Cette perspective nécessite toutefois une adaptation continue des cadres réglementaires, une montée en compétence des gestionnaires et une pédagogie renforcée auprès des investisseurs particuliers. La mobilisation de l’épargne domestique demeure ainsi au cœur de la stratégie Cap 2030.

À cette vision structurante de la CDG répond, en miroir, l’analyse de Younes Bouchelkha, représentant de l’Office des changes, institution clé dans la construction d’un marché financier plus ouvert. Il rappelle que la libéralisation progressive du régime de change s’inscrit dans une dynamique articulée à l’essor du marché des capitaux. Le dispositif mis en place au cours des dernières années vise à offrir aux investisseurs institutionnels un cadre fluide, modernisé et sécurisé pour les placements internationaux.

Les réformes les plus significatives concernent les OPCVM, OPCC et OPCI. Désormais, les souscriptions en devises peuvent être investies intégralement à l’étranger, tandis qu’une quote-part – autour de 10% – peut être allouée à des actifs internationaux même lorsque la souscription est effectuée en dirhams. Cette disposition constitue un pas majeur vers la diversification des portefeuilles et l’intégration graduelle du Maroc aux marchés financiers internationaux.

Un dispositif harmonisé et une flexibilité accrue pour les investisseurs

Le cadre rénové prévoit également l’instauration d’un compte en devises domicilié au Maroc pour les véhicules d’investissement. Ce compte permet de gérer de manière fluide l’ensemble des mouvements autorisés par la réglementation des changes: investissements, transferts, remboursement de dettes ou rapatriement de dividendes.

Le responsable souligne que ce mécanisme, encore sous-exploité, ouvre la voie à une captation plus importante de l’épargne des Marocains résidant à l’étranger (MRE). Le statut quasi équivalent des comptes convertibles et non convertibles à celui des non-résidents constitue un levier d’attractivité dont l’impact potentiel est significatif. Il en va de même pour les MRE ayant transféré leur résidence fiscale hors du Royaume et pour les détenteurs d’avoirs issus des précédentes opérations d’amnistie de change.

L’Office des changes se dit également disposé à étudier des pistes d’évolution complémentaires, en lien étroit avec l’Autorité marocaine du marché des capitaux (AMMC), Bank Al-Maghrib et le ministère des Finances. L’ambition est claire: accompagner l’approfondissement du marché des capitaux, renforcer la fluidité opérationnelle, élargir la gamme des produits financiers éligibles et accroître la place de l’épargne domestique et internationale dans le financement de l’économie marocaine.
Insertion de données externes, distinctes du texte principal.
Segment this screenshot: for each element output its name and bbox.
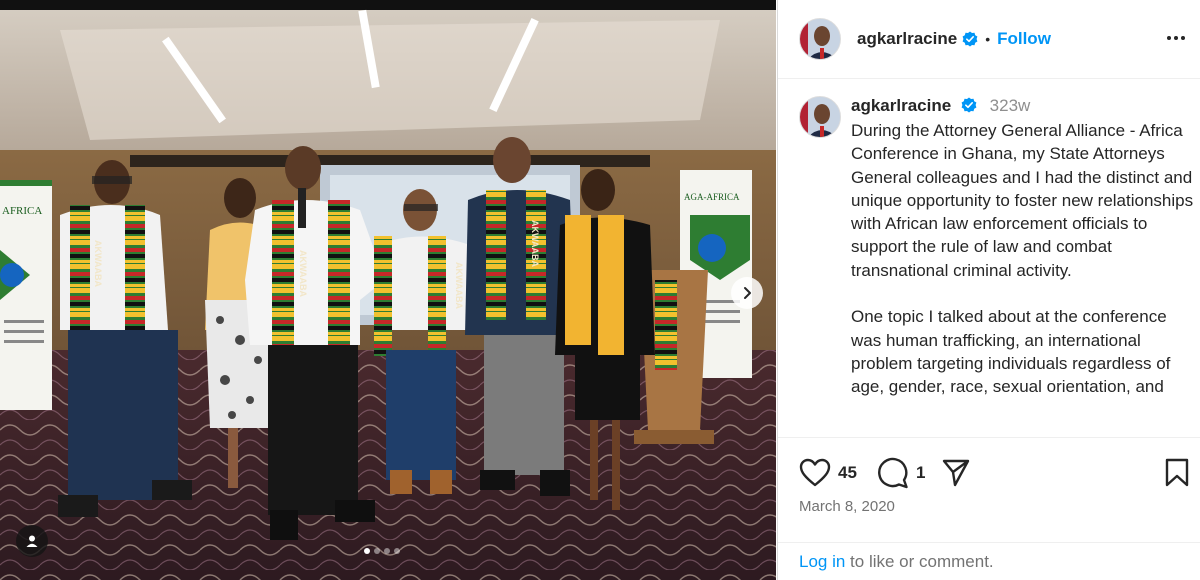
- carousel-dot: [364, 548, 370, 554]
- verified-badge-icon: [961, 97, 977, 113]
- carousel-dot: [374, 548, 380, 554]
- post-header: agkarlracine • Follow: [778, 0, 1200, 79]
- heart-icon[interactable]: [799, 458, 831, 488]
- carousel-dot: [394, 548, 400, 554]
- login-prompt: Log in to like or comment.: [778, 542, 1200, 580]
- left-banner: AFRICA: [0, 180, 52, 410]
- post-time-ago[interactable]: 323w: [990, 96, 1031, 115]
- post-details-panel: agkarlracine • Follow agkarlracine 323w …: [777, 0, 1200, 580]
- scarf-text: AKWAABA: [454, 262, 464, 309]
- comments-count[interactable]: 1: [916, 463, 925, 483]
- verified-badge-icon: [962, 31, 978, 47]
- user-tags-button[interactable]: [16, 525, 48, 557]
- separator-dot: •: [985, 31, 991, 47]
- carousel-indicator: [364, 548, 400, 554]
- photo-scene: AFRICA AGA-AFRICA AKWAABA AKWAABAAKWAABA…: [0, 0, 776, 580]
- more-options-icon[interactable]: [1163, 28, 1189, 48]
- carousel-next-button[interactable]: [731, 277, 763, 309]
- avatar-image: [800, 97, 840, 137]
- avatar[interactable]: [799, 18, 841, 60]
- caption-avatar[interactable]: [799, 96, 841, 138]
- header-username[interactable]: agkarlracine: [857, 29, 957, 49]
- caption-header: agkarlracine 323w: [851, 96, 1030, 116]
- caption-username[interactable]: agkarlracine: [851, 96, 951, 115]
- user-tag-icon: [26, 535, 38, 547]
- caption-text: During the Attorney General Alliance - A…: [851, 121, 1194, 397]
- likes-count[interactable]: 45: [838, 463, 857, 483]
- caption-section: agkarlracine 323w During the Attorney Ge…: [778, 80, 1200, 437]
- login-link[interactable]: Log in: [799, 552, 845, 571]
- scarf-text: AKWAABA: [298, 250, 308, 297]
- scarf-text: AKWAABA: [530, 220, 540, 267]
- login-suffix: to like or comment.: [845, 552, 994, 571]
- left-banner-text: AFRICA: [2, 205, 42, 217]
- share-icon[interactable]: [941, 458, 971, 488]
- carousel-dot: [384, 548, 390, 554]
- post-photo[interactable]: AFRICA AGA-AFRICA AKWAABA AKWAABA AKWAAB…: [0, 0, 776, 580]
- avatar-image: [800, 19, 840, 59]
- scarf-text: AKWAABA: [93, 240, 103, 287]
- post-date[interactable]: March 8, 2020: [799, 498, 895, 515]
- bookmark-icon[interactable]: [1165, 458, 1189, 488]
- post-actions: 45 1 March 8, 2020 Log in to like or com…: [778, 437, 1200, 580]
- right-banner-text: AGA-AFRICA: [684, 192, 740, 202]
- comment-icon[interactable]: [877, 457, 909, 489]
- chevron-right-icon: [744, 287, 751, 299]
- follow-button[interactable]: Follow: [997, 29, 1051, 49]
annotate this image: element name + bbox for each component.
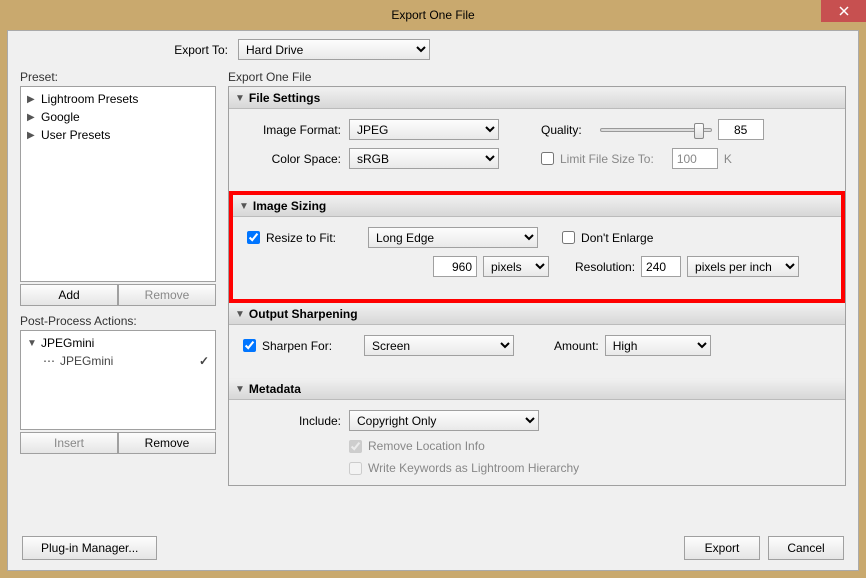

Dans cette logique, les réformes engagées convergent vers un même objectif: réduire la dépendance de l’économie au financement bancaire, augmenter la part de financement de marché et soutenir l’orientation croissante de l’épargne vers des projets productifs et durables.

Les deux interventions convergent vers un diagnostic commun: le Maroc dispose d’un socle solide – stabilité macroéconomique, réformes structurelles, marché des fonds en croissance, montée en puissance des investisseurs institutionnels – mais doit désormais accélérer dans trois directions: approfondir le marché des capitaux, en diversifiant les instruments et en développant l’actionnariat, mobiliser davantage l’épargne nationale et accroître l’ouverture maîtrisée du régime de change, afin de faciliter la diversification des portefeuilles et attirer l’épargne internationale.

La CDG se positionne comme un catalyseur d’investissement long, tandis que l’Office des changes œuvre à fluidifier et sécuriser l’environnement réglementaire. Cette convergence institutionnelle constitue l’un des leviers majeurs pour financer les grands projets d’infrastructures, d’énergie, d’industrie et d’innovation qui dessineront le Maroc à horizon 2030. Les chantiers sont vastes, mais les fondations réglementaires, financières et organisationnelles semblent désormais mieux alignées qu’elles ne l’ont jamais été.